A woman who runs a small clothing stall in the Feira da Liberdade market on Rua Galvão Bueno discovered last March that photographs taken from her public Instagram profile were being used to advertise a counterfeit cosmetics operation based, she believes, out of a warehouse somewhere in Brás. She is not alone. Across São Paulo, residents from Pinheiros to Heliópolis are confronting an expanding problem: their personal and professional images duplicated, stripped of context, and deployed by strangers to sell products, spread misinformation, or impersonate them entirely.
The issue has sharpened this year as Brazil's federal consumer protection agency, Senacon, began fielding a documented surge in complaints tied to unauthorised image use on platforms including Shopee, Mercado Livre, and Instagram. The timing matters: Brazil's Lei Geral de Proteção de Dados, the LGPD, turned six years old in August 2024, yet enforcement against small-scale image theft remains thin, particularly for vendors and informal workers who lack the legal resources to pursue takedown claims individually.
The cost lands heaviest on informal workers
In Heliópolis, the large favela community in the Ipiranga zone, a community health promoter described to neighbours at a local residents' association meeting in June how a photo of her taken during a public vaccination drive in 2025 had been repurposed to promote an unlicensed pharmaceutical product circulating on WhatsApp groups. The reputational damage was immediate: people in her own neighbourhood began questioning whether she had endorsed the product. She contacted the platform's reporting tool and waited 23 days for a response. The post stayed up for 19 of those days.

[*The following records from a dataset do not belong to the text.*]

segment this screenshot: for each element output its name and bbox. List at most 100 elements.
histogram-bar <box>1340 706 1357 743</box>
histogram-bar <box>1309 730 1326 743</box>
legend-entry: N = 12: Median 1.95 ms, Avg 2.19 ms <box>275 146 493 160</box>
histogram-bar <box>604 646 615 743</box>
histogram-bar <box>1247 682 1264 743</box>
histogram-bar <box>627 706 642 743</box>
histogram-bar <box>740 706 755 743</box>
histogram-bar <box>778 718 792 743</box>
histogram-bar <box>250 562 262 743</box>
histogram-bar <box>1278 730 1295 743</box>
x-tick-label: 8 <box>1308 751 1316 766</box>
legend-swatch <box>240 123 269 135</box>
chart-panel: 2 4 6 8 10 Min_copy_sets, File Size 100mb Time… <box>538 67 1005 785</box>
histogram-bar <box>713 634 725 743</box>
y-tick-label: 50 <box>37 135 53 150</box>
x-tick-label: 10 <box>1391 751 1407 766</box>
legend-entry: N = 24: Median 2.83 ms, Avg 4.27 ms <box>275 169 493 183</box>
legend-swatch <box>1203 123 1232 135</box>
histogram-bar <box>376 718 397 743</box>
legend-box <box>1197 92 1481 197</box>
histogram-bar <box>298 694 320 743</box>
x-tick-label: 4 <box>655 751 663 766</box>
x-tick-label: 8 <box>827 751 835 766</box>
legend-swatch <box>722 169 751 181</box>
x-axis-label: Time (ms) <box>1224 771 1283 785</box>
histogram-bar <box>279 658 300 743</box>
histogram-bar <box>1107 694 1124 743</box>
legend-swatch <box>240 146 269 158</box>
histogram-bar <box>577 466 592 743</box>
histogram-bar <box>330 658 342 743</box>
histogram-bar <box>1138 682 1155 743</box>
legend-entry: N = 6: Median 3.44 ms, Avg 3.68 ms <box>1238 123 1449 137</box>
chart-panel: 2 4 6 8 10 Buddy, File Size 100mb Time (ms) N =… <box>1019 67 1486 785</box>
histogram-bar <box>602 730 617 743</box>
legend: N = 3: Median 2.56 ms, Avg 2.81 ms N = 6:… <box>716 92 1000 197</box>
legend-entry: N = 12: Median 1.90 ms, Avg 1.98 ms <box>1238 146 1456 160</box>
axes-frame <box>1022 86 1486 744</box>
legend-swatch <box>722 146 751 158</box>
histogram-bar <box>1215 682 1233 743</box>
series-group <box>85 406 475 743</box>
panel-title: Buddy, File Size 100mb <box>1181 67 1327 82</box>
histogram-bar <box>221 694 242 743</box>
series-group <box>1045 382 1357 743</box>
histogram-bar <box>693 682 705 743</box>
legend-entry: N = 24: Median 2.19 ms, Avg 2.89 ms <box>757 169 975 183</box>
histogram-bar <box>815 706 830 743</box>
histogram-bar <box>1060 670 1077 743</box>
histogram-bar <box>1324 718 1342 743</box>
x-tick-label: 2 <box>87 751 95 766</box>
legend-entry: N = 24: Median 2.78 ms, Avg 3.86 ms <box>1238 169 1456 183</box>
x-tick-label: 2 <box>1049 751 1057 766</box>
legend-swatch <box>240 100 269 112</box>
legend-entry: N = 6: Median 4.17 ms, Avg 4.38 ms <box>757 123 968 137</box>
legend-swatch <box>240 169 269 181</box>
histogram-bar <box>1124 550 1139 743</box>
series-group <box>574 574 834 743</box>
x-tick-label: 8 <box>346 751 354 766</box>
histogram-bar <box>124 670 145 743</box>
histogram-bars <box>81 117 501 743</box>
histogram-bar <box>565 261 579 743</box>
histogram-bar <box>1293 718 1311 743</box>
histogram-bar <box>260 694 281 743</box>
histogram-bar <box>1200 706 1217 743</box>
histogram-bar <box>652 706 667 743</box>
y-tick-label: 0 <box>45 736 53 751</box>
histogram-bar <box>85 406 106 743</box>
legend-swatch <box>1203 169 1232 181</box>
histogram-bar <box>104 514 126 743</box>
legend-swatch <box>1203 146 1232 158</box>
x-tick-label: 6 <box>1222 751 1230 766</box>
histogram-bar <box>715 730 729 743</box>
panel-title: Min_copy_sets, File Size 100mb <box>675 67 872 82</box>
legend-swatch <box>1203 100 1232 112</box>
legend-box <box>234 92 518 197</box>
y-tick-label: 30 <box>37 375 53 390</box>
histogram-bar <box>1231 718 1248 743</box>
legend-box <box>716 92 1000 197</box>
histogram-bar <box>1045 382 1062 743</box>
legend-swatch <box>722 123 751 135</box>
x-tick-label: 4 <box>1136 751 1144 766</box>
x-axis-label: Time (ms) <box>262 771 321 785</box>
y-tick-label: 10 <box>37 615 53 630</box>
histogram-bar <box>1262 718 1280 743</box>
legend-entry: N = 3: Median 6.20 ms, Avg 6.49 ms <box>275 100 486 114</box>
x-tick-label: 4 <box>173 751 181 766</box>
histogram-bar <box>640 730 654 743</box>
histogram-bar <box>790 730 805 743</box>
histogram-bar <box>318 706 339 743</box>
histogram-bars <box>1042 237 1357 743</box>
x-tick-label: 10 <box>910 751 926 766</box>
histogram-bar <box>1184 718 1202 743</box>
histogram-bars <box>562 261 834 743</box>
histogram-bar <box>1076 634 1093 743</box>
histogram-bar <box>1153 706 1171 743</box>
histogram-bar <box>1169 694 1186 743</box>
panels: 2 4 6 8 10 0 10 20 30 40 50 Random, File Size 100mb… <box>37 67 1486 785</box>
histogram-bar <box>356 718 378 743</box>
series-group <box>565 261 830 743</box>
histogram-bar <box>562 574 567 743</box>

The pattern repeats in wealthier districts too, but with different stakes. A fitness instructor operating out of a studio near Avenida Faria Lima said his transformation photos — before-and-after images he posted to attract clients — were being used by at least three separate supplement vendors on Mercado Livre by early 2026. Each seller had localised the listings to appear São Paulo-based. The instructor filed a formal complaint with the Procon-SP, the state consumer protection body headquartered on Rua Barra Funda, in February. As of this week, the case remains open.
Procon-SP logged more than 4,200 complaints related to digital identity and image misuse in 2025, according to figures the body publishes on its official transparency portal. That represents a rise of roughly 38 percent compared with 2023. Takedown requests to major platforms, when successful, take an average of between 10 and 30 days to process, a window that community advocates say is far too long when the copied image is tied to someone's livelihood or safety.
What residents can do right now
Digital rights organisation InternetLab, based in the Vila Madalena area and specialising in Brazilian internet policy, has published guidance for individuals whose images are being used without consent. The steps start with screenshotting and archiving every instance before filing any report — platforms sometimes remove content from a complainant's view before a formal record is established. Filing simultaneously with Procon-SP and directly through each platform's intellectual property or privacy reporting tool improves response times, according to the organisation's published recommendations.
For those in lower-income communities who cannot navigate Portuguese-language legal forms easily, the Defensoria Pública do Estado de São Paulo offers free digital rights consultations at several Núcleos Especializados locations, including the office on Avenida Prestes Maia in the city centre. Appointments can be scheduled online through the Defensoria's portal.
Senacon has indicated it intends to publish updated platform accountability guidelines before the end of the third quarter of 2026. Whether those guidelines include faster mandatory takedown windows — the demand most consistently raised by community members interviewed for this article — will determine whether the next round of complaints looks much like this one.